My roommate took pity on me that night. “Yes, Megan,” he explained, “you have to cut up the breast, because eating raw meat can result in E. coli!”
So I mastered the art of eliminating fat and grilling nicely sliced, civilized breasts. But that was only Step One. Since I’ve never had any personal connection to the chefs at Carrabba’s Italian Grill, I was largely unaware that items like “paprika” and “thyme” existed. Maybe an exaggeration, but the point remains.
Then I remembered one of my mom’s (few) recipes for lemon garlic chicken. Perhaps not the most innovative dish, but an option nonetheless. The first time I squeezed an entire lemon over my sliced chicken, the pan erupted in a series of loud crackles and I jumped back in fright. After coating both sides of each piece with garlic and pepper seasoning and sliding them onto the biggest plate I’d yet used, I wolfed down what would go down in history as the best – and first legitimate – meal I had yet made. I was 19 years old.
Two years later, cooking has evolved from an annoying necessity to an opportunity for chatting and friendly collaboration, with a hint of nostalgia. The pinnacle of my achievements remains a chicken cordon bleu, wrapped in prosciutto instead of ham (I always enlist some help with the wrapping). Not only does it rival anything I’ve ever eaten in an American restaurant, it’s also the manifestation of a life skill I’ve learned. Delayed gratification.

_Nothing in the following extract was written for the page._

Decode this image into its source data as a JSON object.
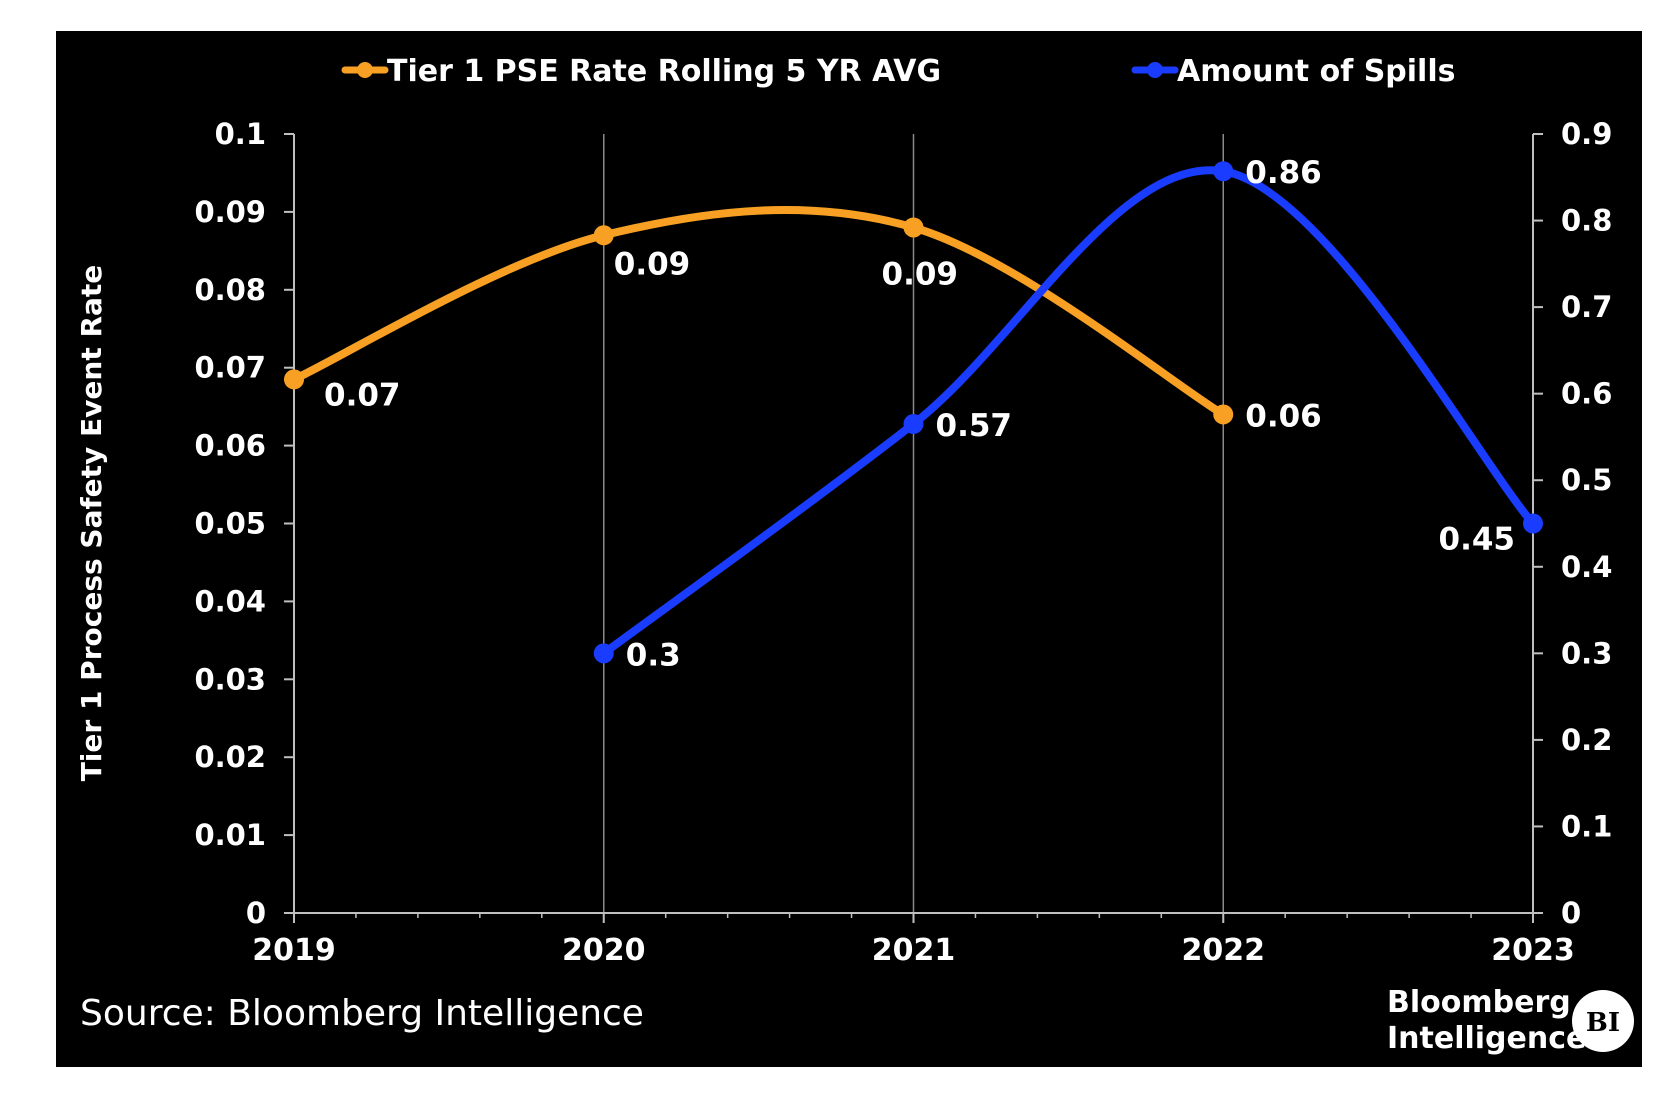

I can’t say I’m able to cook much beyond chicken, or the sautéed mushrooms and fried peppers that usually serve as side dishes. But it’s a start. All I know is there’s a lot more I can do with meat – how to fashion to fit my particular mood, cravings and time allotment – than a frozen meal, which only exacerbates every college student’s on-the-go m-o. Imagine what I could do if I strayed from poultry.